The startup has created the first green hydrogen-electric powertrain, which has made completely zero-emission aviation by a commercial-grade aircraft possible. This breakthrough led to ZeroAvia’s inclusion on the Fuel Cell & Hydrogen Energy Association (FCHEA) board, a leading national advocate for hydrogen technology research, development, and implementation.
Earlier this year, it reached another milestone on the path toward decarbonization when it completed a high-power ground test of a new 19-seat green hydrogen aviation powertrain — with zero emissions.
ZeroAvia’s flight testing and history in the making
ZeroAvia is also involved in the HyFlyer program, a U.K. government-backed project funding some of the company’s green-hydrogen research. In the first phase, HyFlyer I, ZeroAvia completed a test of a six-seat flight with its 250kW powertrain. This first attempt used batteries and fuel cells.
However, the second phase, HyFlyer II, saw a stronger, 600kW powertrain, enough power, the company says, to complete a 500-mile flight on a 19-seat aircraft. In July, the company said it secured two 19-seat Dornier 228 aircraft to conduct the mission, which it says will happen by year-end. In August, ZeroAvia proved the brute force of the powertrain during a test in which it hauled a 15-ton military-style truck across a tarmac.
Check out this snippet of the ZeroAvia-led Project HyFlyer. Our successes and lessons learned are being used in HyFlyer II. Big thanks to partners @EMEC_Ltd and @intellenergy. Click below to watch the full video. #hydrogen #aviation #fuelcell #zeroemission pic.twitter.com/JRxm9zQyF7
— ZeroAvia (@ZeroAvia) September 20, 2021
“We believe that increasing the size and range of hydrogen-electric aircraft just needs good engineering and smart integration at the system level,” Miftakhov said. “We already know how we want to enter the next market segment of larger, 70-seat, regional aircraft and have ideas about how to move to power 100-seat aircraft.”
While there’s still a long way to go before green hydrogen technology can decarbonize the current aviation industry, companies like ZeroAvia are working toward a greener future.
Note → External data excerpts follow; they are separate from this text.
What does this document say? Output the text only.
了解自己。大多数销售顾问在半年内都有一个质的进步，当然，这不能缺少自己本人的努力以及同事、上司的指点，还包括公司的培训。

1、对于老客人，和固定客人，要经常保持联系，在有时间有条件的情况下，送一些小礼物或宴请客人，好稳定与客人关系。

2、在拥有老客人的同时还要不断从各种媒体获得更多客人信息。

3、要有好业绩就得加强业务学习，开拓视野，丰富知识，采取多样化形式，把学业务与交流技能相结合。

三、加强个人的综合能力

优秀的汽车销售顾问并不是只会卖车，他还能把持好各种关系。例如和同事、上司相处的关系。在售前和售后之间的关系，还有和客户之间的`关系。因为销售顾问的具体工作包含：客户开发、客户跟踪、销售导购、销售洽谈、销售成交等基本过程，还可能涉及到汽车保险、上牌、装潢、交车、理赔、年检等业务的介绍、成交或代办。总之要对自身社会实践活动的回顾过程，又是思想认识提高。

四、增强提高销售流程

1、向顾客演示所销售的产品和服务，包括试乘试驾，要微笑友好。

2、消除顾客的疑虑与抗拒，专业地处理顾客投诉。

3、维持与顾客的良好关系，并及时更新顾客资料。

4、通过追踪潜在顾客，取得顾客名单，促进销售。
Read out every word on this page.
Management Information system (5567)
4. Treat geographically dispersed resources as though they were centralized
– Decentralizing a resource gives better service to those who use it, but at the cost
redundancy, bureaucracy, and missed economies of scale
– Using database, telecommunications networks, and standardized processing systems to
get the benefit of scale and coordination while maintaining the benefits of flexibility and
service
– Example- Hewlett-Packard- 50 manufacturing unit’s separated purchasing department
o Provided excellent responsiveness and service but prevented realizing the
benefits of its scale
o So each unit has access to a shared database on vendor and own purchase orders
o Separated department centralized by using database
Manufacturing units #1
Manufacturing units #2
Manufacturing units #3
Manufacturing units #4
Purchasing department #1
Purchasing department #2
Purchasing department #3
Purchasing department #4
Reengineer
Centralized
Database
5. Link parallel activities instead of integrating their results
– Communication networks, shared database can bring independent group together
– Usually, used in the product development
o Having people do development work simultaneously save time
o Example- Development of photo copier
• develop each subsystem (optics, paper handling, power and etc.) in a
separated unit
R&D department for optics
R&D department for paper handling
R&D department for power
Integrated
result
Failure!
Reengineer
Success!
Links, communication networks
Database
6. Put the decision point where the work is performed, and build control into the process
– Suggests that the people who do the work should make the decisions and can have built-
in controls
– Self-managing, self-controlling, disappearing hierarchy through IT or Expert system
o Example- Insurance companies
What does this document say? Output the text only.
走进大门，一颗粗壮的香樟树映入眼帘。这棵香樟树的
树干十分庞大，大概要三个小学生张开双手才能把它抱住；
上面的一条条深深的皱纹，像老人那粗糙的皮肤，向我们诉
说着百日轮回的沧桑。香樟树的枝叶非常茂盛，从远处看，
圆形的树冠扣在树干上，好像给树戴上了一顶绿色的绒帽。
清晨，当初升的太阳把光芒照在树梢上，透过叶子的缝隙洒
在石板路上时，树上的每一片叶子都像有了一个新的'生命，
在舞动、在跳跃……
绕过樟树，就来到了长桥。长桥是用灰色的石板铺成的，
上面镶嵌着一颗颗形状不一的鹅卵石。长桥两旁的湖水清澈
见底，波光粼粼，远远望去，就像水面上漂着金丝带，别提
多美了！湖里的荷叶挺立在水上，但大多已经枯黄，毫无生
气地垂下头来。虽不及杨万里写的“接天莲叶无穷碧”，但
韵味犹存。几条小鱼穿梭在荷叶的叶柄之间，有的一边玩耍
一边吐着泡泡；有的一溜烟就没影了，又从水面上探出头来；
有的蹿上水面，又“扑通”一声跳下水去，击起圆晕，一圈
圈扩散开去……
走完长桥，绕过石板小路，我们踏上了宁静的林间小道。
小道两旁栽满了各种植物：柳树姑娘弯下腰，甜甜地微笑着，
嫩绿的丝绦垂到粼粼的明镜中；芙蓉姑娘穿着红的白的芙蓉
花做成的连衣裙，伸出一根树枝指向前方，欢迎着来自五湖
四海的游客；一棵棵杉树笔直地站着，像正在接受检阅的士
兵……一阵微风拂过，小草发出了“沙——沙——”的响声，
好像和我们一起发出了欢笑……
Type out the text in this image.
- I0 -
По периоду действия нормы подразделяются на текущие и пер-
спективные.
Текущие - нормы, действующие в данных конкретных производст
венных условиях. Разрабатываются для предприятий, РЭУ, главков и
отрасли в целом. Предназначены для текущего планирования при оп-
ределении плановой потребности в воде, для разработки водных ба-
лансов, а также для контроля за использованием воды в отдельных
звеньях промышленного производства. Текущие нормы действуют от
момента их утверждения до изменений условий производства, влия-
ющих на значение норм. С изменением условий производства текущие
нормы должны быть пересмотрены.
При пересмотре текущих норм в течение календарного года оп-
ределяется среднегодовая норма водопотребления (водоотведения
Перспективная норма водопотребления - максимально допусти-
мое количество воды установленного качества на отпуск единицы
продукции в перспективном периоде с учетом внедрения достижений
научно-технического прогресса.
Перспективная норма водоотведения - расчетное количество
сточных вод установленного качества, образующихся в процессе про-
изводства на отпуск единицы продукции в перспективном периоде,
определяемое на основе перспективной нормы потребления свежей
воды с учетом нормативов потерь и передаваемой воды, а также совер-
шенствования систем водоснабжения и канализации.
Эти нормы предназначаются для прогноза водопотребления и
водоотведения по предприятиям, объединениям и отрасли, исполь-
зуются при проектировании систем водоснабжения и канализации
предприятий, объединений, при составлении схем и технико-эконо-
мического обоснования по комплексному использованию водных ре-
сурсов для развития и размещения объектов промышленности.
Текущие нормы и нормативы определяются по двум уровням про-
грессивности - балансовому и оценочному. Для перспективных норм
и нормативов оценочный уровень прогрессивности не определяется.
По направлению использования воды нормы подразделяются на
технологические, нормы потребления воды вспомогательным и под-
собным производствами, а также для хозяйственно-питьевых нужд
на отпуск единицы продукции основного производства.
The company believes that it can produce the technology for zero-emission, short-haul flights within the decade. It also has much bigger plans to create a zero-emission aircraft with 200 seats that can fly more than 5,000 nautical miles by 2040.
Building a sustainable future, the ZeroAvia way
The inclusion on the World Economic Forum’s “2021 Technology Pioneers” list is a reason for optimism. The world is paying attention to the importance of decarbonizing traditionally fossil fuel-dependent industries. Not only has Amazon become an early investor, but the company has also netted funding from Shell Ventures, the Ecosystem Integrity Fund, Summa Equity, and Horizon Ventures, and Breakthrough Energy Ventures.
ZeroAvia’s mission is to create sustainable aviation technology by accelerating the aviation sector’s transition to zero-emission flight. Its innovative, renewably-powered hydrogen-electric technology makes sustainable air travel at scale a possibility — all while removing the limitations of existing zero-emissions programs. ZeroAvia is making the first truly scalable solution to the traditional aviation sector’s sustainability problem.